Static Site with Cloudflare Pages
Over the years, I’ve used several different plaforms to run this website: shared hosting, a VPS with Nginx, and Kubernetes (DigitalOcean). I recently migrated this site to Cloudflare Pages and I have to say I’m a huge fan.
This is a static website built with Jekyll. I chose Jekyll because of availability of documentation when trying GitHub Pages years ago and I haven’t had a need to switch. Similar to other static site generators, you write content and run a build command to apply your formatting. The resulting static HTML site is written to a directory. With shared hosting, I would FTP (yes, that long ago) this to the shared host. With a VPS and Nginx, I would scp
this to /var/www
, and with Kubernetes I would build a container image with an nginx
base image.
To setup Cloudflare Pages, I granted Cloudflare read access to the site’s GitHub repository. The defaults for the build command and build output directory were fine for me.

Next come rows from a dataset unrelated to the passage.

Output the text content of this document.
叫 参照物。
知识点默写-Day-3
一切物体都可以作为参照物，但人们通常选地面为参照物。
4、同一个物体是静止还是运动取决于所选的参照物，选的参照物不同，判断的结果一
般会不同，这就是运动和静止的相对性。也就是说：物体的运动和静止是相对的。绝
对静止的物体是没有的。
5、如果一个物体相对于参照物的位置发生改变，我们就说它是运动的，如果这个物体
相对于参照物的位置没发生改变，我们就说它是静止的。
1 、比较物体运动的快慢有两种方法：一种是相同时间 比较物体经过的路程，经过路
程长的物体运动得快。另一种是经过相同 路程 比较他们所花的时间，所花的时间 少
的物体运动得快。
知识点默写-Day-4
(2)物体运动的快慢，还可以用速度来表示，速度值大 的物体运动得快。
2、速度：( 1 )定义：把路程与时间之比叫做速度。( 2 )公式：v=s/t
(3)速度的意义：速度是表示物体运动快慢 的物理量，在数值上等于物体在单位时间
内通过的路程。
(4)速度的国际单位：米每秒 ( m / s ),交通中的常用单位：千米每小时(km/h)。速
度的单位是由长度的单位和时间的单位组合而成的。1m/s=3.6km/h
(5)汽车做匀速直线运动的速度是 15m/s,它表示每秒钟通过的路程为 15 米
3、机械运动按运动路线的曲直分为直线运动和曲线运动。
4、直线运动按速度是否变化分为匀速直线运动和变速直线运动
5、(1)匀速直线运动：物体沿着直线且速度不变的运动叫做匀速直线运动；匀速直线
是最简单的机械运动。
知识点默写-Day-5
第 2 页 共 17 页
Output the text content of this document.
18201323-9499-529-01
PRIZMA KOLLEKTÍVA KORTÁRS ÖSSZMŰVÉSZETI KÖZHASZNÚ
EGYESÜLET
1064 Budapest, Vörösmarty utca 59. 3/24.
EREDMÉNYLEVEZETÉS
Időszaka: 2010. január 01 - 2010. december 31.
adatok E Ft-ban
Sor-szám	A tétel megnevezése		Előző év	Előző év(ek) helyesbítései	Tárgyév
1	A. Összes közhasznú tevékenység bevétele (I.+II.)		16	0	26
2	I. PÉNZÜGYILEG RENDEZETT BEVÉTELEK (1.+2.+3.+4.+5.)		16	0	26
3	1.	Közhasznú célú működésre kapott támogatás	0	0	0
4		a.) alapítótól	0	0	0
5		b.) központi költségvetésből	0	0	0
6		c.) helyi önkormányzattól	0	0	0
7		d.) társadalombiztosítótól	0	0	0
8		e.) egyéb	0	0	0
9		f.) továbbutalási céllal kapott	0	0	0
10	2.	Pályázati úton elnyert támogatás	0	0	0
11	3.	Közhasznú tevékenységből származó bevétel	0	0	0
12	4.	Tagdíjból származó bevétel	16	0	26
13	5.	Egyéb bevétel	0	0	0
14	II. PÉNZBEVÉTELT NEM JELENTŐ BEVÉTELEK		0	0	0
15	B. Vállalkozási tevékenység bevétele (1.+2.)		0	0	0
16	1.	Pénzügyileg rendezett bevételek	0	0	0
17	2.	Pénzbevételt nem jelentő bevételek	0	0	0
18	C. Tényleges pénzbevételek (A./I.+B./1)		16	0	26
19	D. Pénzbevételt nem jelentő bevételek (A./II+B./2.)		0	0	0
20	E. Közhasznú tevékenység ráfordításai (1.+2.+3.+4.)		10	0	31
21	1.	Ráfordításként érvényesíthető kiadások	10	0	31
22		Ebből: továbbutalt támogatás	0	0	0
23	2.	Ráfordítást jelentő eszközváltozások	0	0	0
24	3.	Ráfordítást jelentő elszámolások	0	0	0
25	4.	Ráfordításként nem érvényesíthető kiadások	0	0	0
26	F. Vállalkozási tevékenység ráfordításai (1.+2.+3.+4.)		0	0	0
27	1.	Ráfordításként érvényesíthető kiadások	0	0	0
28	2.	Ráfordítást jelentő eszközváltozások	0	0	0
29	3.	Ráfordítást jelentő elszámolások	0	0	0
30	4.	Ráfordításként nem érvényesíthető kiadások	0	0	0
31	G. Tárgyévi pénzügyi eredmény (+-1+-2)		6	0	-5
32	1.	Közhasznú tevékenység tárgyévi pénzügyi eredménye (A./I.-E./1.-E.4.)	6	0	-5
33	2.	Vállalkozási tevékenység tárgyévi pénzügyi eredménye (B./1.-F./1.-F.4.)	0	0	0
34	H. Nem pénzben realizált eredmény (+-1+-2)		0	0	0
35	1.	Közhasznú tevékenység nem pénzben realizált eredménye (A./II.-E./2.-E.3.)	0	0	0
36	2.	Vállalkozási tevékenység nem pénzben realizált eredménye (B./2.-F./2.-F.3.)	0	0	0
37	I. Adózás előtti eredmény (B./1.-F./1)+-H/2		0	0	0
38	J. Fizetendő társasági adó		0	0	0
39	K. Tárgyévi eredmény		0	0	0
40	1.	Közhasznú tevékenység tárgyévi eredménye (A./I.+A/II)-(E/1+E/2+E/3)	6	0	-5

Now anytime I commit to the main branch, Cloudflare automatically builds and deploys the newest version of the site. With the VPS and Kubernetes, I used a separate CI system to build my artifacts; Cloudflare now handles all of this for me!
After a successful build, I turned on the Custom Domain feature. Cloudflare automatically set a CNAME record to the Cloudflare Pages deployment (andrewtchin-com.pages.dev) and I was up and running.
Cloudflare Pages means I don’t have to run any infrastructure and it’s awesome and free! You should try it too!